I don't think non-blocking I/O is a good fit for web applications that talk HTTP, although I think it can be a good fit for Websocket applications. I will get to my reasons later. But first, let's continue digging through the Gish Gallop:
"Ilya mentioned the framework/ecosystem that I now consider to be the threat to Rails: Node.js [...] The biggest thing I noticed was the difference in performance. It consumed less memory than Ruby, and it served more requests per second than Sinatra or even Rack."
I have a huge pet peeve, and that's when people talk about performance without numbers. I tried it and it was faster. I tried it and it was slower. If you really want to make a point about the performance of a particular thing, can you at least pretend you're using science?

I hate to do this, but I think I have to destroy your god. Let's see how Ilya's software stacks up to mine on a crappy "hello world" web server benchmark. First, the numbers for my web server Reel:

# httperf --num-conns=50 --num-calls=1000

Ruby Version        Throughput    Latency
------------        ----------    -------
JRuby HEAD          5650 reqs/s   (0.2 ms/req)
Ruby 1.9.3          5263 reqs/s   (0.2 ms/req)
JRuby 1.6.7         4303 reqs/s   (0.2 ms/req)
rbx HEAD            2288 reqs/s   (0.4 ms/req)
Let's compare to Ilya's web server Goliath, as well as Thin and Node.js:
Web Server          Throughput    Latency
----------          ----------    -------
Goliath (0.9.4)     2058 reqs/s   (0.5 ms/req)
Thin    (1.2.11)    7502 reqs/s   (0.1 ms/req)
Node.js (0.6.5)     11735 reqs/s  (0.1 ms/req)
All of these servers, including mine, are using non-blocking evented I/O. Is that remotely relevant?
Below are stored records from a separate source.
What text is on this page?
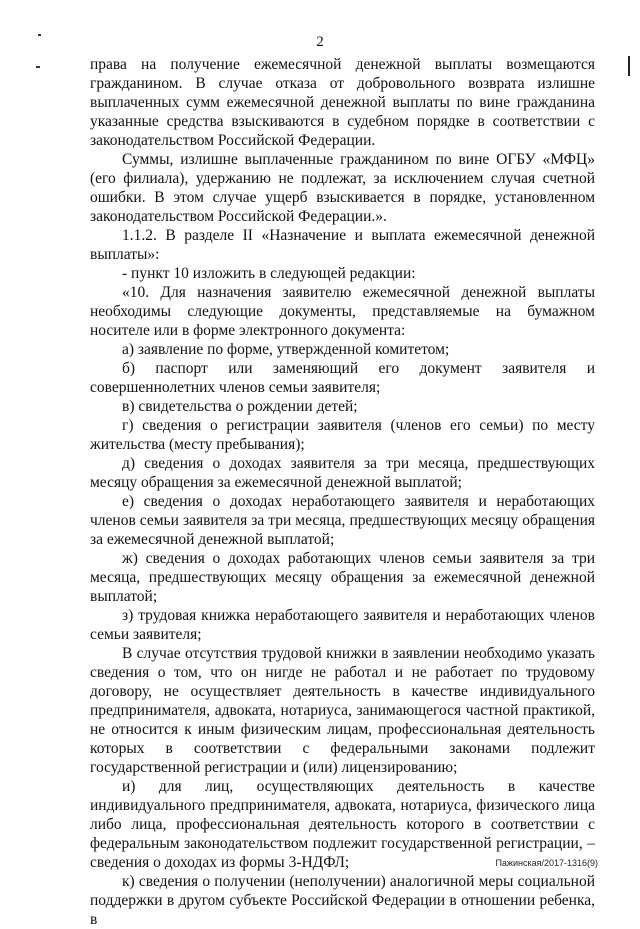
2

права на получение ежемесячной денежной выплаты возмещаются гражданином. В случае отказа от добровольного возврата излишне выплаченных сумм ежемесячной денежной выплаты по вине гражданина указанные средства взыскиваются в судебном порядке в соответствии с законодательством Российской Федерации.

Суммы, излишне выплаченные гражданином по вине ОГБУ «МФЦ» (его филиала), удержанию не подлежат, за исключением случая счетной ошибки. В этом случае ущерб взыскивается в порядке, установленном законодательством Российской Федерации.».

1.1.2. В разделе II «Назначение и выплата ежемесячной денежной выплаты»:

- пункт 10 изложить в следующей редакции:

«10. Для назначения заявителю ежемесячной денежной выплаты необходимы следующие документы, представляемые на бумажном носителе или в форме электронного документа:

а) заявление по форме, утвержденной комитетом;

б) паспорт или заменяющий его документ заявителя и совершеннолетних членов семьи заявителя;

в) свидетельства о рождении детей;

г) сведения о регистрации заявителя (членов его семьи) по месту жительства (месту пребывания);

д) сведения о доходах заявителя за три месяца, предшествующих месяцу обращения за ежемесячной денежной выплатой;

е) сведения о доходах неработающего заявителя и неработающих членов семьи заявителя за три месяца, предшествующих месяцу обращения за ежемесячной денежной выплатой;

ж) сведения о доходах работающих членов семьи заявителя за три месяца, предшествующих месяцу обращения за ежемесячной денежной выплатой;

з) трудовая книжка неработающего заявителя и неработающих членов семьи заявителя;

В случае отсутствия трудовой книжки в заявлении необходимо указать сведения о том, что он нигде не работал и не работает по трудовому договору, не осуществляет деятельность в качестве индивидуального предпринимателя, адвоката, нотариуса, занимающегося частной практикой, не относится к иным физическим лицам, профессиональная деятельность которых в соответствии с федеральными законами подлежит государственной регистрации и (или) лицензированию;

и) для лиц, осуществляющих деятельность в качестве индивидуального предпринимателя, адвоката, нотариуса, физического лица либо лица, профессиональная деятельность которого в соответствии с федеральным законодательством подлежит государственной регистрации, – сведения о доходах из формы 3-НДФЛ;

к) сведения о получении (неполучении) аналогичной меры социальной поддержки в другом субъекте Российской Федерации в отношении ребенка, в

Пажинская/2017-1316(9)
No. That's just a coincidence.

My web server is faster than Ilya's. So by Gish Gallop logic, Ilya must be wrong about everything. There must be no reason to use Ilya's web server. Let's write everything in Node since it won the benchmark.

There's a huge problem here: Goliath does things that Reel, Thin, and Node's HTTP server don't do. The reason it's slower isn't because Ilya sucks and is clueless about performance. The reason is that Goliath has features which these other web servers don't, which makes it an apples to oranges comparison. (I guess scumbag me for putting them all in a big list on the Reel web page)

The same can be said of Rails: it probably isn't ever going to have better latency through the entire stack  than any Node.js framework, but the latency of the Rails stack is probably going to be a lot less than your application logic, and that's still going to be a drop in the bucket compared to the network latency to a given user.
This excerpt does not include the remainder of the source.